For describing playing technique, I'll be assuming that you are right-handed. Stand facing the tam-tam with the right half of your body being directly in front of the face of the tam-tam, while the left-side of your body is outside the instrument. Stand about 10-12 inches away from the striking side. Now angle your body about 30 degrees to your right and extend your left leg out a bit. Grip the mallet/beater similar to that of a baseball bat. Your stance should now be sort of like you are about to perform a slapshot in hockey. It should be pretty comfortable (for a short period of time), so adjust if it feels too strange.
Now that you know how to stand, you need to learn how to strike the tam-tam. Everything I am about to describe is critical to not only producing a good sound, but also to avoid damaging the very expensive instrument.
Before playing any actual notes, you will need to "warm up" the tam-tam. This is accomplished by doing light taps around the tam-tam with the mallet. You want to do these taps right between the (usually colored) center area of the tam-tam and its perimeter. Do the light taps in a circle (clockwise or counter-clockwise doesn't really matter) while being careful not to produce too much vibration. Too much vibration would make your taps audible, so if you start to hear yourself, play softer.
You are moving your mallet along the tam-tam keeping an even vibration. Now you are ready to strike and play your note. Never ever strike the tam-tam directly in the center! Doing so will likely break it on contact or create a lot of microcracking that will shorten its lifespan. Instead, strike above the center of the tam-tam. You want to hit it just a little bit closer to the middle than when you were warming it up.

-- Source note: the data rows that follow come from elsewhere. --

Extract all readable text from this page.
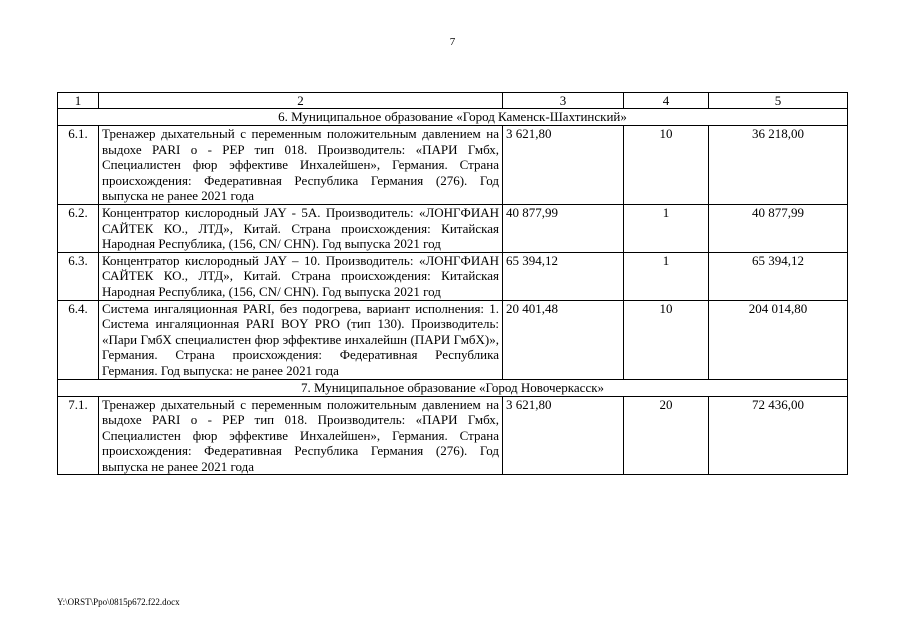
7
1	2	3	4	5
6. Муниципальное образование «Город Каменск-Шахтинский»				
6.1.	Тренажер дыхательный с переменным положительным давлением на выдохе PARI о - PEP тип 018. Производитель: «ПАРИ Гмбх, Специалистен фюр эффективе Инхалейшен», Германия. Страна происхождения: Федеративная Республика Германия (276). Год выпуска не ранее 2021 года	3 621,80	10	36 218,00
6.2.	Концентратор кислородный JAY - 5A. Производитель: «ЛОНГФИАН САЙТЕК КО., ЛТД», Китай. Страна происхождения: Китайская Народная Республика, (156, CN/ CHN). Год выпуска 2021 год	40 877,99	1	40 877,99
6.3.	Концентратор кислородный JAY – 10. Производитель: «ЛОНГФИАН САЙТЕК КО., ЛТД», Китай. Страна происхождения: Китайская Народная Республика, (156, CN/ CHN). Год выпуска 2021 год	65 394,12	1	65 394,12
6.4.	Система ингаляционная PARI, без подогрева, вариант исполнения: 1. Система ингаляционная PARI BOY PRO (тип 130). Производитель: «Пари ГмбХ специалистен фюр эффективе инхалейшн (ПАРИ ГмбХ)», Германия. Страна происхождения: Федеративная Республика Германия. Год выпуска: не ранее 2021 года	20 401,48	10	204 014,80
7. Муниципальное образование «Город Новочеркасск»				
7.1.	Тренажер дыхательный с переменным положительным давлением на выдохе PARI о - PEP тип 018. Производитель: «ПАРИ Гмбх, Специалистен фюр эффективе Инхалейшен», Германия. Страна происхождения: Федеративная Республика Германия (276). Год выпуска не ранее 2021 года	3 621,80	20	72 436,00
Y:\ORST\Ppo\0815p672.f22.docx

**CRASSSHHH** You just produced a huge sound (or sometimes small one depending on the music you're reading and how you struck it) and this baby is going to ring for a very long time. That means you have to "cool down" tam-tam. Again, this is strictly governed by the music. To do the fastest muffle possible, you'll press your arm and body into the front of the tam-tam while reaching around and laying your other arm across the other side of the metal monster. When doing this, make sure that you don't have anything metallic to ram into the tam-tam (such as a belt buckle or a set of keys). It's not too dissimilar from the way Steve Irwin jumps on a crocodile. This method isn't very good for the health of the tam-tam, but some music requires it. Not to mention that it's fun.
Most likely, though, you'll want to do a gradual cool down. An easy method for this is to step behind the tam-tam and then press the palms of your hands on the back of the instrument and then removing them again at regular intervals. You do this over and over again until you have silenced the tam-tam where you desire.